There is a good bet that people will still flock into JCP stores on Black Friday to check it out.

The percentage off might not be enough to stand out anymore from the competition. Focus on a merchandise item that is hot or find a way to stand out in the inbox like JCP did this year.

December Shoppers Need Help Making Decisions

December shoppers are an interesting bunch. They’re probably the minority of shoppers out there. They aren’t eager for the holidays. They kind of go about their business for November and once December hits they’re ready to start shopping for family and friends.

The December shopper is not a last minute shopper. They still have a few weeks to get all the things on their list. Perhaps the best way to describe them is to say they need a little help making gift decisions.

Under Armour knows what guys want, do you?

Under Armour knows they have things guys need. It might not be a glamorous gift, but every guy could use a new pair of boxers and socks for the New Year. It’s a great gift that every guy would like to have in his stocking for Christmas.

For the December shoppers out there that can figure out what they want it’s good to have a little help. Emails like this one from Under Armour solve that problem with a good tip for a gift.

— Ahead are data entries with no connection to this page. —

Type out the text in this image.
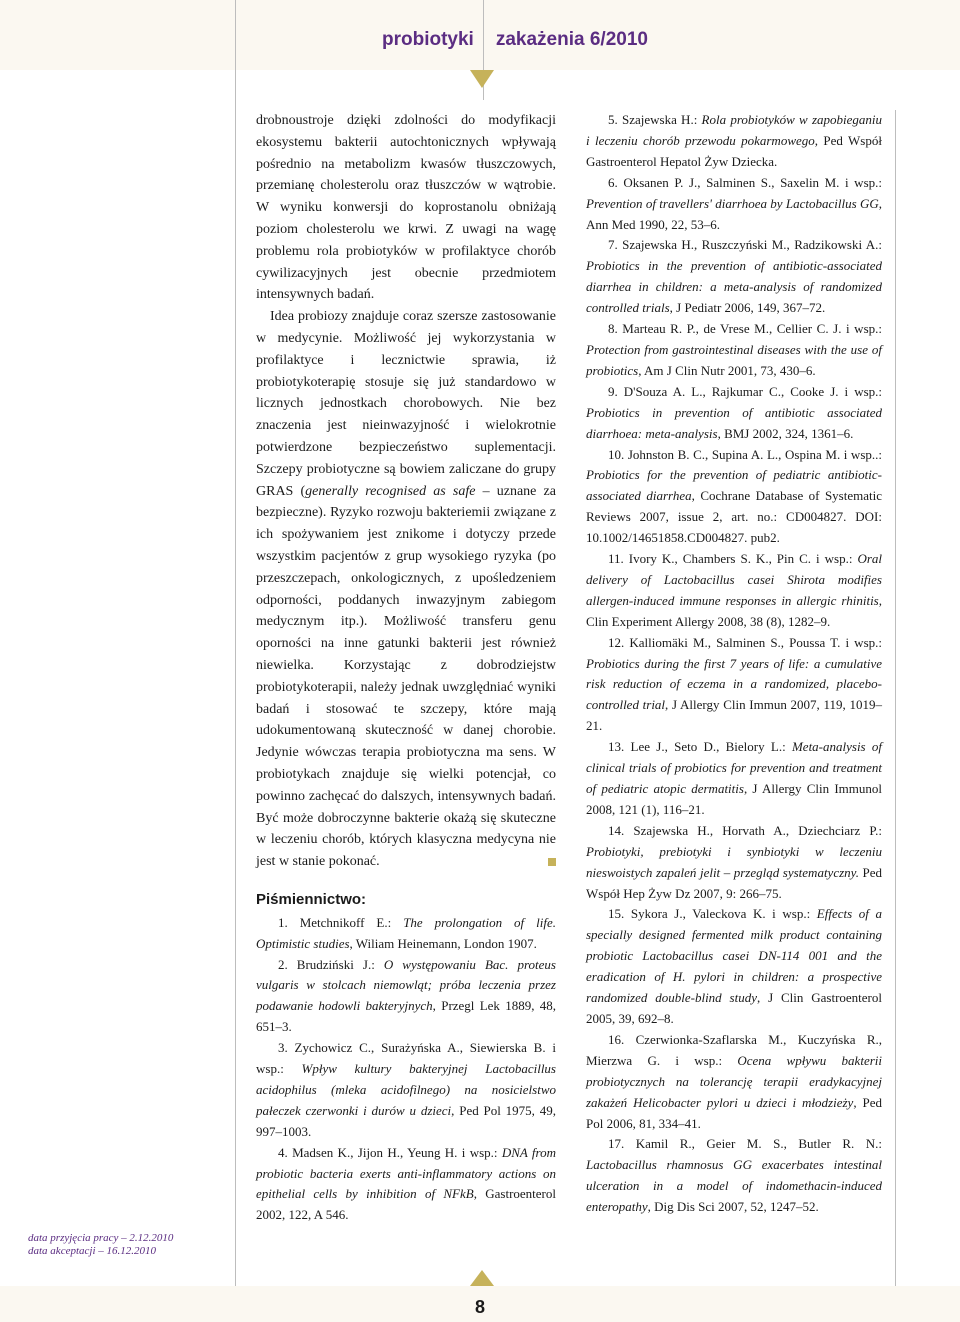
probiotyki zakażenia 6/2010
data przyjęcia pracy – 2.12.2010
data akceptacji – 16.12.2010

drobnoustroje dzięki zdolności do modyfikacji ekosystemu bakterii autochtonicznych wpływają pośrednio na metabolizm kwasów tłuszczowych, przemianę cholesterolu oraz tłuszczów w wątrobie. W wyniku konwersji do koprostanolu obniżają poziom cholesterolu we krwi. Z uwagi na wagę problemu rola probiotyków w profilaktyce chorób cywilizacyjnych jest obecnie przedmiotem intensywnych badań.

Idea probiozy znajduje coraz szersze zastosowanie w medycynie. Możliwość jej wykorzystania w profilaktyce i lecznictwie sprawia, iż probiotykoterapię stosuje się już standardowo w licznych jednostkach chorobowych. Nie bez znaczenia jest nieinwazyjność i wielokrotnie potwierdzone bezpieczeństwo suplementacji. Szczepy probiotyczne są bowiem zaliczane do grupy GRAS (generally recognised as safe – uznane za bezpieczne). Ryzyko rozwoju bakteriemii związane z ich spożywaniem jest znikome i dotyczy przede wszystkim pacjentów z grup wysokiego ryzyka (po przeszczepach, onkologicznych, z upośledzeniem odporności, poddanych inwazyjnym zabiegom medycznym itp.). Możliwość transferu genu oporności na inne gatunki bakterii jest również niewielka. Korzystając z dobrodziejstw probiotykoterapii, należy jednak uwzględniać wyniki badań i stosować te szczepy, które mają udokumentowaną skuteczność w danej chorobie. Jedynie wówczas terapia probiotyczna ma sens. W probiotykach znajduje się wielki potencjał, co powinno zachęcać do dalszych, intensywnych badań. Być może dobroczynne bakterie okażą się skuteczne w leczeniu chorób, których klasyczna medycyna nie jest w stanie pokonać.

Piśmiennictwo:

1. Metchnikoff E.: The prolongation of life. Optimistic studies, Wiliam Heinemann, London 1907.

2. Brudziński J.: O występowaniu Bac. proteus vulgaris w stolcach niemowląt; próba leczenia przez podawanie hodowli bakteryjnych, Przegl Lek 1889, 48, 651–3.

3. Zychowicz C., Surażyńska A., Siewierska B. i wsp.: Wpływ kultury bakteryjnej Lactobacillus acidophilus (mleka acidofilnego) na nosicielstwo pałeczek czerwonki i durów u dzieci, Ped Pol 1975, 49, 997–1003.

4. Madsen K., Jijon H., Yeung H. i wsp.: DNA from probiotic bacteria exerts anti-inflammatory actions on epithelial cells by inhibition of NFkB, Gastroenterol 2002, 122, A 546.

5. Szajewska H.: Rola probiotyków w zapobieganiu i leczeniu chorób przewodu pokarmowego, Ped Współ Gastroenterol Hepatol Żyw Dziecka.

6. Oksanen P. J., Salminen S., Saxelin M. i wsp.: Prevention of travellers' diarrhoea by Lactobacillus GG, Ann Med 1990, 22, 53–6.

7. Szajewska H., Ruszczyński M., Radzikowski A.: Probiotics in the prevention of antibiotic-associated diarrhea in children: a meta-analysis of randomized controlled trials, J Pediatr 2006, 149, 367–72.

8. Marteau R. P., de Vrese M., Cellier C. J. i wsp.: Protection from gastrointestinal diseases with the use of probiotics, Am J Clin Nutr 2001, 73, 430–6.

9. D'Souza A. L., Rajkumar C., Cooke J. i wsp.: Probiotics in prevention of antibiotic associated diarrhoea: meta-analysis, BMJ 2002, 324, 1361–6.

10. Johnston B. C., Supina A. L., Ospina M. i wsp..: Probiotics for the prevention of pediatric antibiotic-associated diarrhea, Cochrane Database of Systematic Reviews 2007, issue 2, art. no.: CD004827. DOI: 10.1002/14651858.CD004827. pub2.

11. Ivory K., Chambers S. K., Pin C. i wsp.: Oral delivery of Lactobacillus casei Shirota modifies allergen-induced immune responses in allergic rhinitis, Clin Experiment Allergy 2008, 38 (8), 1282–9.

12. Kalliomäki M., Salminen S., Poussa T. i wsp.: Probiotics during the first 7 years of life: a cumulative risk reduction of eczema in a randomized, placebo-controlled trial, J Allergy Clin Immun 2007, 119, 1019–21.

13. Lee J., Seto D., Bielory L.: Meta-analysis of clinical trials of probiotics for prevention and treatment of pediatric atopic dermatitis, J Allergy Clin Immunol 2008, 121 (1), 116–21.

14. Szajewska H., Horvath A., Dziechciarz P.: Probiotyki, prebiotyki i synbiotyki w leczeniu nieswoistych zapaleń jelit – przegląd systematyczny. Ped Współ Hep Żyw Dz 2007, 9: 266–75.

15. Sykora J., Valeckova K. i wsp.: Effects of a specially designed fermented milk product containing probiotic Lactobacillus casei DN-114 001 and the eradication of H. pylori in children: a prospective randomized double-blind study, J Clin Gastroenterol 2005, 39, 692–8.

16. Czerwionka-Szaflarska M., Kuczyńska R., Mierzwa G. i wsp.: Ocena wpływu bakterii probiotycznych na tolerancję terapii eradykacyjnej zakażeń Helicobacter pylori u dzieci i młodzieży, Ped Pol 2006, 81, 334–41.

17. Kamil R., Geier M. S., Butler R. N.: Lactobacillus rhamnosus GG exacerbates intestinal ulceration in a model of indomethacin-induced enteropathy, Dig Dis Sci 2007, 52, 1247–52.

8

The Last Minute Shoppers Have No Time for Choices

Then there are the last minute shoppers. These folks are the ones that procrastinate until the last second. In fact, they might need to purchase something on the way to the Christmas part on Christmas Eve.

Last Chance at Gap already? Merry Monday? That’s a new one. Get ready for the last chance emails.

This shopper might not even need a discount. They need to have a direction on what they should buy and they they’ll buy it.

In fact, what might be best for this consumer is a reminder that this is their last chance for free overnight shipping. That way they’ll still have their item to their home in time for a quick wrapping before putting it under the tree at Grandma’s house.

Actually, that’s a good point. This shopper probably needs wrapping done too. You can grab a few extra bucks from them if you offer a wrapping service.

Final Thoughts on the Life Cycle of Holiday Emails

We’re about halfway through the holiday email purchase life cycle. The more we understand about the shopper and what state of mind they’re in when we email the better chance we have to send them something that will get them to take action.

Hopefully these tips will give you some insight for the last few weeks of the holiday season. You can also get a head start on next year. Now that the holiday is fresh in your mind it’s never too early to get a head start.